Salah satu dari banyak pilihan pertunjukan seni yang dapat Anda saksikan di Sumedang adalah Seni Reak. Kesenian ini memadukan beberapa jenis seni tradisional, seperti reog, angklung, gendang pencak, tari, dan topeng. Kesenian ini biasanya dimainkan oleh orang dewasa.

 
Konon, Seni Reak lahir sekitar abad ke-12 dimana pada saat itu Prabu Kiansantang, putera Prabu Siliwangi, bermaksud untuk menyebarkan agama Islam di Pulau Jawa, khususnya Jawa Barat. Dalam agama Islam, setiap laki-laki wajib hukumnya untuk dikhitan (sunat). Namun, pelaksanaan khitanan bagi anak-anak ini mendapat kendala karena si anak selalu merasa ketakutan untuk dikhitan. Oleh karena itu, para sesepuh di Sumedang berpikir bagaimana caranya agar anak-anak yang akan di khitan tidak takut, maka diciptakanlah suatu jenis kesenian yang disebut “Seni Reak”. Hal yang paling prinsip dari pertunjukan ini adalah keramaian atau kemeriahannya agar banyak masyarakat yang menonton, terutama anak-anak. Oleh karena itu, memadukan beberapa jenis kesenian mempunyai pengaruh agar pertunjukan Seni Reak ini lebih meriah. Karena hirup-pikuk dan sorak-sorai dari pemain dan penonton itulah maka kesenian ini dinamakan “Seni Reak” diambil dari kata hirup-pikuk, atau sorak-sorai gemuruh tetabuhan yang dalam Bahasa Sunda yaitu “susurakan atau eak-eakan”. Jumlah minimal pemain yang harus mendukung pertunjukan Seni Reak ini sekitar 20 orang, atau lebih banyak akan lebih baik. Masing-masing pemain memiliki fungsinya berdasarkan alat kesenian yang dipergunakan dalam Seni Reak ini, yaitu 4 pemegang alat reog, 4 pemegang gendang penca, 10 pemegang angklung, 2 penari topeng, dan 6 orang penari. Sementara itu, alat atau waditra yang dipergunakan oleh pemain meliputi Dogdog kayu dan kulit, Angklung bambu, Gendang kayu dan kulit, Gong besi atau perunggu, Terompet kayu dan tempurung, dan Topeng karton dan kain. Suatu perpaduan yang kaya akan musik tradisional Sunda.

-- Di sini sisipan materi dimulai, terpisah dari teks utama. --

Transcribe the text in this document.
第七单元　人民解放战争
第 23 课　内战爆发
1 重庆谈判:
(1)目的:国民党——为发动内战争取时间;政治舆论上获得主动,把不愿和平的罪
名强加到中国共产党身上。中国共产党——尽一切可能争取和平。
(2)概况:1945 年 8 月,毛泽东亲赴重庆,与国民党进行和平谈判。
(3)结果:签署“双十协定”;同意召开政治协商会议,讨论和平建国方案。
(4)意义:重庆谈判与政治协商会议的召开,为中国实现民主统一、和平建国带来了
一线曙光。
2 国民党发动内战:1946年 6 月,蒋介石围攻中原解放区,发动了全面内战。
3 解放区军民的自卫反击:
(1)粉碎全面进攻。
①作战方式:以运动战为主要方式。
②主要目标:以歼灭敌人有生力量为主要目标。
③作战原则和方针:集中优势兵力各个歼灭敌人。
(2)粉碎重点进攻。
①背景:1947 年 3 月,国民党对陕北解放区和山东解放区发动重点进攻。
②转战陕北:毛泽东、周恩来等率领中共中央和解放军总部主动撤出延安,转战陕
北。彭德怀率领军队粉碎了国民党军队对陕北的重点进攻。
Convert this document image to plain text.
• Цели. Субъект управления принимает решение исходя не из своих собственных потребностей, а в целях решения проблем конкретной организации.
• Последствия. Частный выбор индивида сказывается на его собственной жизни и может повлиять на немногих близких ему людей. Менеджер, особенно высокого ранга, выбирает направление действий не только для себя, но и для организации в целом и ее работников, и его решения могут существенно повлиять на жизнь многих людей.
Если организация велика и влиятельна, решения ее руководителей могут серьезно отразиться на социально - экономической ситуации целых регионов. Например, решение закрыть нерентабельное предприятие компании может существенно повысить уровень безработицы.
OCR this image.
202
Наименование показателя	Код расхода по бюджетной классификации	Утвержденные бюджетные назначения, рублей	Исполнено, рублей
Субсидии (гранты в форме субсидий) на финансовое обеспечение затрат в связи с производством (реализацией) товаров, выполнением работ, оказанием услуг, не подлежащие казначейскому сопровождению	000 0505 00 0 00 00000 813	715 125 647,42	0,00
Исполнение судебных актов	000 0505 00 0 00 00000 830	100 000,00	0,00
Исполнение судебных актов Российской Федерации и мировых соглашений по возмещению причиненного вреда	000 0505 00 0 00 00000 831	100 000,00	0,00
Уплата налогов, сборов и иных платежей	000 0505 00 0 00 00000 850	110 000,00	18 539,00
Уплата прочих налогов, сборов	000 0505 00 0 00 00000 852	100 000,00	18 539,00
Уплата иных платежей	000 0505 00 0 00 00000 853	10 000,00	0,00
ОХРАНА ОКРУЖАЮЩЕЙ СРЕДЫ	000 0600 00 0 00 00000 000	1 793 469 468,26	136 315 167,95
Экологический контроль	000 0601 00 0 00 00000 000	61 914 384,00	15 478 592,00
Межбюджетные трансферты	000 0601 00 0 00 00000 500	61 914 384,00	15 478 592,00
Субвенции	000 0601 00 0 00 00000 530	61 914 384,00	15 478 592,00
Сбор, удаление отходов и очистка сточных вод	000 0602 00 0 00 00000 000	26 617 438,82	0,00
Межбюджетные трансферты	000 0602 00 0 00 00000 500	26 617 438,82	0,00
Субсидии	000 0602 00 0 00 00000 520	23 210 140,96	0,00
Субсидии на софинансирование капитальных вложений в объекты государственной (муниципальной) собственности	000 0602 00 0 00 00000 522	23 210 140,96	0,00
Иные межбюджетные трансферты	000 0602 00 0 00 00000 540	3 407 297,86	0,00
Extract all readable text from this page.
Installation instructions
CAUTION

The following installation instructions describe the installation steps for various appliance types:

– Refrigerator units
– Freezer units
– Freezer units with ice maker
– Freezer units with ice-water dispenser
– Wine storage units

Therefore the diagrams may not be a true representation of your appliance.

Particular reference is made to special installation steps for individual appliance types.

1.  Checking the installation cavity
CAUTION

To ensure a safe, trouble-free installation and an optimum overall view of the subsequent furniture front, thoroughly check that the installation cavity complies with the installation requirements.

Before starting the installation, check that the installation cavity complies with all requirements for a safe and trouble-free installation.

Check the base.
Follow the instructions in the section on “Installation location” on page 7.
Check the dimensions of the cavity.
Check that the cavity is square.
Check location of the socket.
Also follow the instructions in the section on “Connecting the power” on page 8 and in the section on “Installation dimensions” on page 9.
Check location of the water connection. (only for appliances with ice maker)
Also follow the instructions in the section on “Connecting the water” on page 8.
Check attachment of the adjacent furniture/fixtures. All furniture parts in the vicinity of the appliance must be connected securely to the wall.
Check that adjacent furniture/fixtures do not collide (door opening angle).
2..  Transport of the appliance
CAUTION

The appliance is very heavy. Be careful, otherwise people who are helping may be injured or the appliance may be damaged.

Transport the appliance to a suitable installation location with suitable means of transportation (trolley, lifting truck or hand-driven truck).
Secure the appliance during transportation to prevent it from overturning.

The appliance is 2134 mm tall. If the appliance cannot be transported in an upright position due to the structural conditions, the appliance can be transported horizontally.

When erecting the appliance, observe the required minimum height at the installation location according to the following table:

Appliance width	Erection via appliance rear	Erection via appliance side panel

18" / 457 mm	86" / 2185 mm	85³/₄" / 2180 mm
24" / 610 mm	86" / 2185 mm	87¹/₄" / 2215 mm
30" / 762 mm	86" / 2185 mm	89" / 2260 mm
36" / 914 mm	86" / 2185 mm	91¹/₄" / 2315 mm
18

Reak adalah salah satu kesenian rakyat Jawa Barat, khususnya di sekitar Ujung Berung-Bandung, Cileunyi-Bandung, dan Sumedang [semua daerah ini berlokasi di Propinsi Jawa Barat, Indonesia). Umumnya, kesenian ini diselenggarakan oleh masyarakat, seperti Cileunyi dan Ujung Berung, pada acara Sunatan (Sunda; khitan), baik yang dikhitannya laki-laki maupun perempuan. Namun, umumnya, reak ditampilkan ketika khitanan laki-laki. Selain itu, reak pun sering ditampilkan dalam acara-acara syukuran panen atau acara yang terkait dengan peristiwa sejarah negara Indonesia, seperti 17 Agustus-an. Dalam skala kecil, reak pun dihadirkan pada acara pernikahan, ulang tahun, peringatan akil baligh [9 tahun, atau 13 tahun, atau 15 tahun], dan acara syukuran lainnya.
Kesenian ini berupa iring-iringan dengan seperangkat atau sekumpulan istrument etnik sunda (seperti suling, kendang, kentungan, calung, dll beberapa di antaranya sudah mengadaptasi instrumen musik modern), sinden (penyanyi), kuda lumping (kuda yang sudah dilatih untuk pertunjukkan), sisingaan (patung singa beserta penari), dan penari bertopeng.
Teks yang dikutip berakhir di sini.